A friend in Cleveland is a friend in need.

         Did I tell you about the time I quit my job in Chicago to work at my friend Tom's new ad agency in Ohio?

         Tom had been my creative director when I started in Detroit, and was my mentor. Tom had great faith in me and carefully watched what I was doing, giving me counsel on everything from how to face an assignment to how to face a dour account executive.

          One day Tom's friend Austin, who was a top rep for the Readers' Digest, got a call from Firestone. They asked if Austin wanted to start an advertising agency and pitch the Firestone account. Austin called Tom and off they went to Hudson, Ohio, half way between Firestone's headquarters in Akron and Cleveland, rented a mill for an office, and that was that.

          Hudson was quite an unusual town. As you remember from high school history, Ohio was originally the Western Reserve, a territory of Connecticut. Hudson was a New England town, everything white and wood with a big town square. A town where "Century homes" (a hundred years old) sold at a premium, and there were only two places for lunch. The place that served beer, and the place that didn't.

         I was at Foote Cone and Belding in Chicago when Tom asked me to join him. I had to go.

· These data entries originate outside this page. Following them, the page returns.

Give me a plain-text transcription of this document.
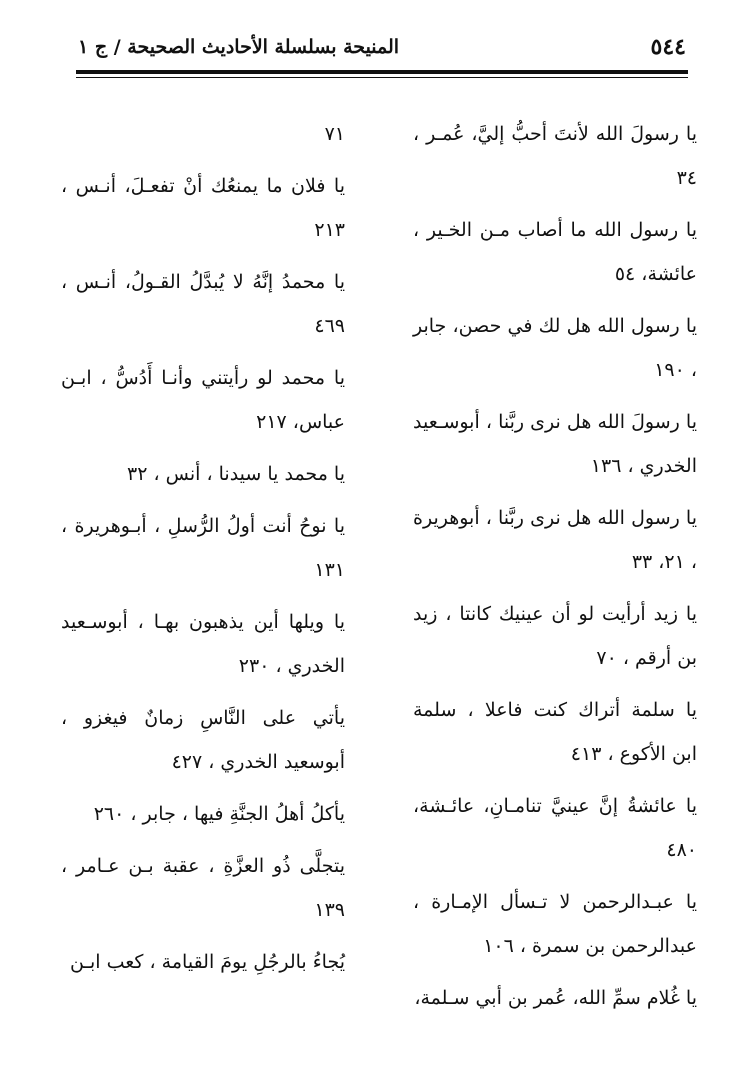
٥٤٤
المنيحة بسلسلة الأحاديث الصحيحة / ج ١

يا رسولَ الله لأنتَ أحبُّ إليَّ، عُمـر ، ٣٤

يا رسول الله ما أصاب مـن الخـير ، عائشة، ٥٤

يا رسول الله هل لك في حصن، جابر ، ١٩٠

يا رسولَ الله هل نرى ربَّنا ، أبوسـعيد الخدري ، ١٣٦

يا رسول الله هل نرى ربَّنا ، أبوهريرة ، ٢١، ٣٣

يا زيد أرأيت لو أن عينيك كانتا ، زيد بن أرقم ، ٧٠

يا سلمة أتراك كنت فاعلا ، سلمة ابن الأكوع ، ٤١٣

يا عائشةُ إنَّ عينيَّ تنامـانِ، عائـشة، ٤٨٠

يا عبـدالرحمن لا تـسأل الإمـارة ، عبدالرحمن بن سمرة ، ١٠٦

يا غُلام سمِّ الله، عُمر بن أبي سـلمة،

٧١

يا فلان ما يمنعُك أنْ تفعـلَ، أنـس ، ٢١٣

يا محمدُ إنَّهُ لا يُبدَّلُ القـولُ، أنـس ، ٤٦٩

يا محمد لو رأيتني وأنـا أَدُسُّ ، ابـن عباس، ٢١٧

يا محمد يا سيدنا ، أنس ، ٣٢

يا نوحُ أنت أولُ الرُّسلِ ، أبـوهريرة ، ١٣١

يا ويلها أين يذهبون بهـا ، أبوسـعيد الخدري ، ٢٣٠

يأتي على النَّاسِ زمانٌ فيغزو ، أبوسعيد الخدري ، ٤٢٧

يأكلُ أهلُ الجنَّةِ فيها ، جابر ، ٢٦٠

يتجلَّى ذُو العزَّةِ ، عقبة بـن عـامر ، ١٣٩

يُجاءُ بالرجُلِ يومَ القيامة ، كعب ابـن
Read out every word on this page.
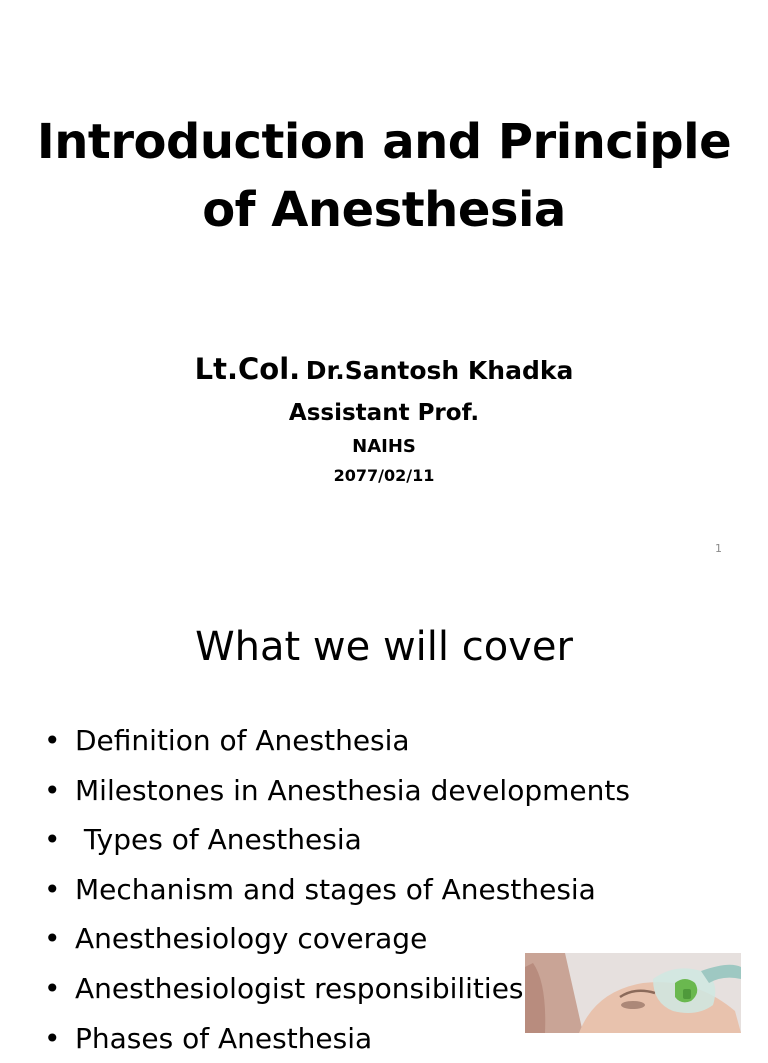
Introduction and Principle
of Anesthesia
Lt.Col. Dr.Santosh Khadka
Assistant Prof.
NAIHS
2077/02/11
1
What we will cover
• Definition of Anesthesia
• Milestones in Anesthesia developments
•  Types of Anesthesia
• Mechanism and stages of Anesthesia
• Anesthesiology coverage
• Anesthesiologist responsibilities
• Phases of Anesthesia
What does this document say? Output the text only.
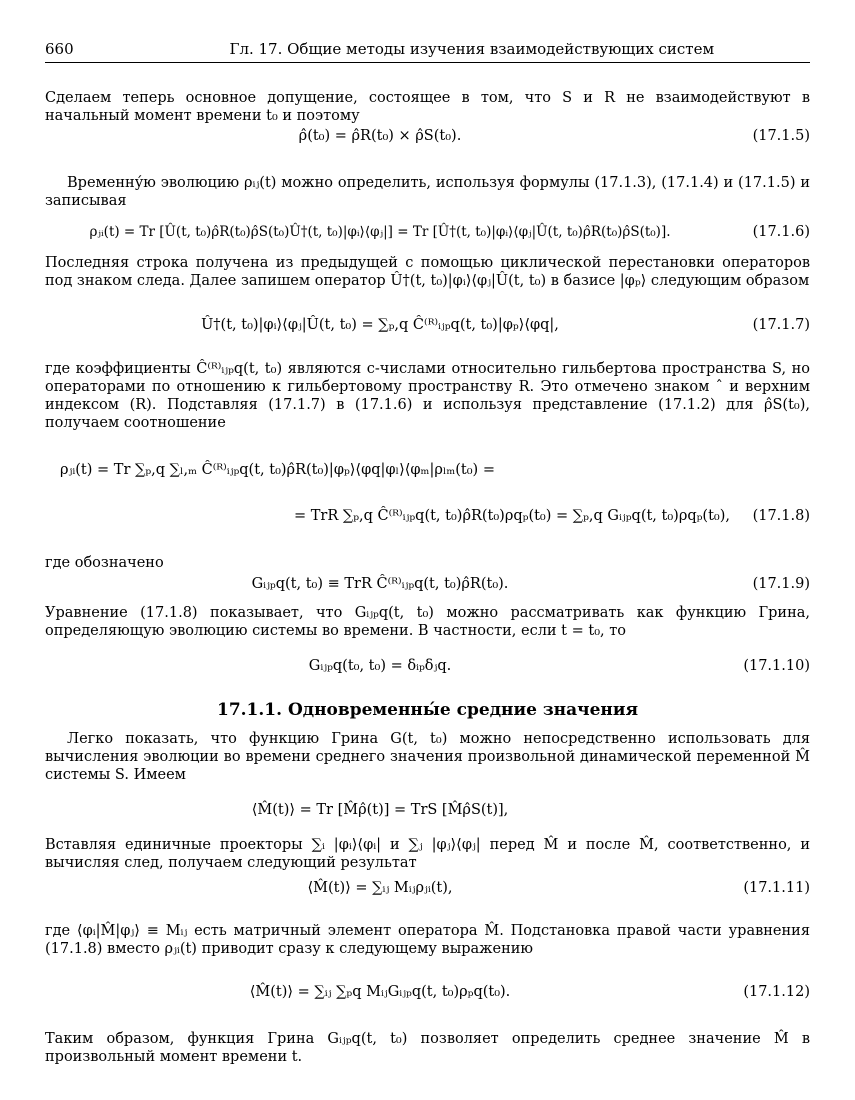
660	Гл. 17. Общие методы изучения взаимодействующих систем

Сделаем теперь основное допущение, состоящее в том, что S и R не взаимодействуют в начальный момент времени t₀ и поэтому

ρ̂(t₀) = ρ̂R(t₀) × ρ̂S(t₀).	(17.1.5)

Временну́ю эволюцию ρᵢⱼ(t) можно определить, используя формулы (17.1.3), (17.1.4) и (17.1.5) и записывая

ρⱼᵢ(t) = Tr [Û(t, t₀)ρ̂R(t₀)ρ̂S(t₀)Û†(t, t₀)|φᵢ⟩⟨φⱼ|] = Tr [Û†(t, t₀)|φᵢ⟩⟨φⱼ|Û(t, t₀)ρ̂R(t₀)ρ̂S(t₀)].	(17.1.6)

Последняя строка получена из предыдущей с помощью циклической перестановки операторов под знаком следа. Далее запишем оператор Û†(t, t₀)|φᵢ⟩⟨φⱼ|Û(t, t₀) в базисе |φₚ⟩ следующим образом

Û†(t, t₀)|φᵢ⟩⟨φⱼ|Û(t, t₀) = ∑ₚ,q Ĉ⁽ᴿ⁾ᵢⱼₚq(t, t₀)|φₚ⟩⟨φq|,	(17.1.7)

где коэффициенты Ĉ⁽ᴿ⁾ᵢⱼₚq(t, t₀) являются c-числами относительно гильбертова пространства S, но операторами по отношению к гильбертовому пространству R. Это отмечено знаком ˆ и верхним индексом (R). Подставляя (17.1.7) в (17.1.6) и используя представление (17.1.2) для ρ̂S(t₀), получаем соотношение

ρⱼᵢ(t) = Tr ∑ₚ,q ∑ₗ,ₘ Ĉ⁽ᴿ⁾ᵢⱼₚq(t, t₀)ρ̂R(t₀)|φₚ⟩⟨φq|φₗ⟩⟨φₘ|ρₗₘ(t₀) =
= TrR ∑ₚ,q Ĉ⁽ᴿ⁾ᵢⱼₚq(t, t₀)ρ̂R(t₀)ρqₚ(t₀) = ∑ₚ,q Gᵢⱼₚq(t, t₀)ρqₚ(t₀), (17.1.8)

где обозначено

Gᵢⱼₚq(t, t₀) ≡ TrR Ĉ⁽ᴿ⁾ᵢⱼₚq(t, t₀)ρ̂R(t₀).	(17.1.9)

Уравнение (17.1.8) показывает, что Gᵢⱼₚq(t, t₀) можно рассматривать как функцию Грина, определяющую эволюцию системы во времени. В частности, если t = t₀, то

Gᵢⱼₚq(t₀, t₀) = δᵢₚδⱼq.	(17.1.10)

17.1.1. Одновременны́е средние значения

Легко показать, что функцию Грина G(t, t₀) можно непосредственно использовать для вычисления эволюции во времени среднего значения произвольной динамической переменной M̂ системы S. Имеем

⟨M̂(t)⟩ = Tr [M̂ρ̂(t)] = TrS [M̂ρ̂S(t)],

Вставляя единичные проекторы ∑ᵢ |φᵢ⟩⟨φᵢ| и ∑ⱼ |φⱼ⟩⟨φⱼ| перед M̂ и после M̂, соответственно, и вычисляя след, получаем следующий результат

⟨M̂(t)⟩ = ∑ᵢⱼ Mᵢⱼρⱼᵢ(t),	(17.1.11)

где ⟨φᵢ|M̂|φⱼ⟩ ≡ Mᵢⱼ есть матричный элемент оператора M̂. Подстановка правой части уравнения (17.1.8) вместо ρⱼᵢ(t) приводит сразу к следующему выражению

⟨M̂(t)⟩ = ∑ᵢⱼ ∑ₚq MᵢⱼGᵢⱼₚq(t, t₀)ρₚq(t₀).	(17.1.12)

Таким образом, функция Грина Gᵢⱼₚq(t, t₀) позволяет определить среднее значение M̂ в произвольный момент времени t.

         When I got there, the marketing director at Firestone, Scotty, explained why they switched from J. Walter Thompson in New York to a newborn agency in Hudson. It seems that at every meeting at Firestone in Akron, the J. Walter crew started looking at their watches around 1:30. They didn't want to miss the 5 o'clock plane back to LaGuardia. No matter what was on the meeting agenda.

          So Scotty called Austin, Austin called Tom, and Tom called me.

          I had a good time at the agency; the people were talented and terrific, but being a Chicago boy, I couldn't live in Hudson. I needed anonymity and nearby chicken soup. So I lived in Shaker Heights, an hour up the interstate, which was a Cleveland suburb with a great deli.

         I got itchy to get more clients for the agency and went after new business. We quickly got one of the big banks in Cleveland, and the NBC-owned TV station there. But Tom and Austin got worried that I was changing their bucolic life too quickly, so I went back to creating commercials.

        That Harvey --- can't he ever leave well-enough alone?